# china placement



## lindseywyman (Feb 19, 2010)

if anyone can help me, a university student from UK, to find work in China, in the business field, or has any contacts i could use it would be greatly appreciated. i need to find paid work for the academice year 2010/2011. any info is helpful.  thanks


----------



## Ruby.
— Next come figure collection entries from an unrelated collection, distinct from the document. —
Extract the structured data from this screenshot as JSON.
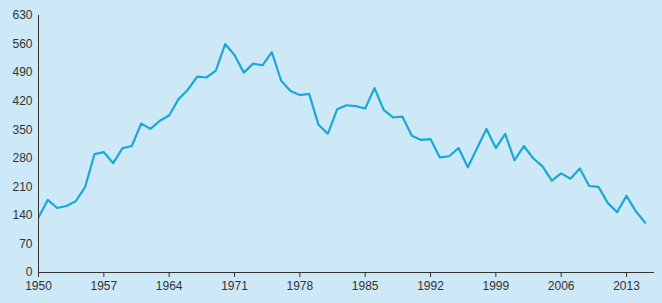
{
  "chart_data": {
    "type": "line",
    "x": [
      1950,
      1951,
      1952,
      1953,
      1954,
      1955,
      1956,
      1957,
      1958,
      1959,
      1960,
      1961,
      1962,
      1963,
      1964,
      1965,
      1966,
      1967,
      1968,
      1969,
      1970,
      1971,
      1972,
      1973,
      1974,
      1975,
      1976,
      1977,
      1978,
      1979,
      1980,
      1981,
      1982,
      1983,
      1984,
      1985,
      1986,
      1987,
      1988,
      1989,
      1990,
      1991,
      1992,
      1993,
      1994,
      1995,
      1996,
      1997,
      1998,
      1999,
      2000,
      2001,
      2002,
      2003,
      2004,
      2005,
      2006,
      2007,
      2008,
      2009,
      2010,
      2011,
      2012,
      2013,
      2014,
      2015
    ],
    "values": [
      135,
      178,
      158,
      163,
      175,
      210,
      290,
      295,
      268,
      305,
      310,
      365,
      352,
      372,
      385,
      425,
      448,
      480,
      478,
      495,
      560,
      533,
      490,
      512,
      508,
      540,
      470,
      445,
      435,
      438,
      362,
      340,
      400,
      410,
      408,
      402,
      452,
      398,
      380,
      382,
      335,
      325,
      327,
      282,
      285,
      305,
      258,
      305,
      352,
      305,
      340,
      275,
      310,
      280,
      260,
      225,
      243,
      230,
      255,
      212,
      210,
      170,
      148,
      188,
      150,
      122
    ],
    "color": "#1ba8d8",
    "xlim": [
      1950,
      2016
    ],
    "xticks": [
      1950,
      1957,
      1964,
      1971,
      1978,
      1985,
      1992,
      1999,
      2006,
      2013
    ],
    "ylim": [
      0,
      630
    ],
    "yticks": [
      0,
      70,
      140,
      210,
      280,
      350,
      420,
      490,
      560,
      630
    ],
    "grid": false
  }
}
Lim (Mar 17, 2010)

*China Placement*

You shall meet the following conditions if you would like to take up a post in China, and your employer shall sponsor your China work visa's application:

[*]24 yeas of age or older;
[*]Be in good health;
[*]Professional skills with more than two years job experience, as required by the intended employment;
[*]No criminal record;
[*]A clearly-defined employer.


----------



## TAR: China Rush (Mar 15, 2010)

lindseywyman said:


> if anyone can help me, a university student from UK, to find work in China, in the business field, or has any contacts i could use it would be greatly appreciated. i need to find paid work for the academice year 2010/2011. any info is helpful.  thanks


Hi, Shanghai is a great place to find work. You can check out the expat websites (


----------



## Rin (Feb 21, 2010)

Hi there,
You can find work in China fairly easily as long as you want to teach English! A British Degree holder, which from your post, seems like what you are? is all most schools want. There are many websites that advertise jobs for English teachers. Daves Cafe, ESL Teachers Board. And many more. Does this website have an employment area? Good luck!!


----------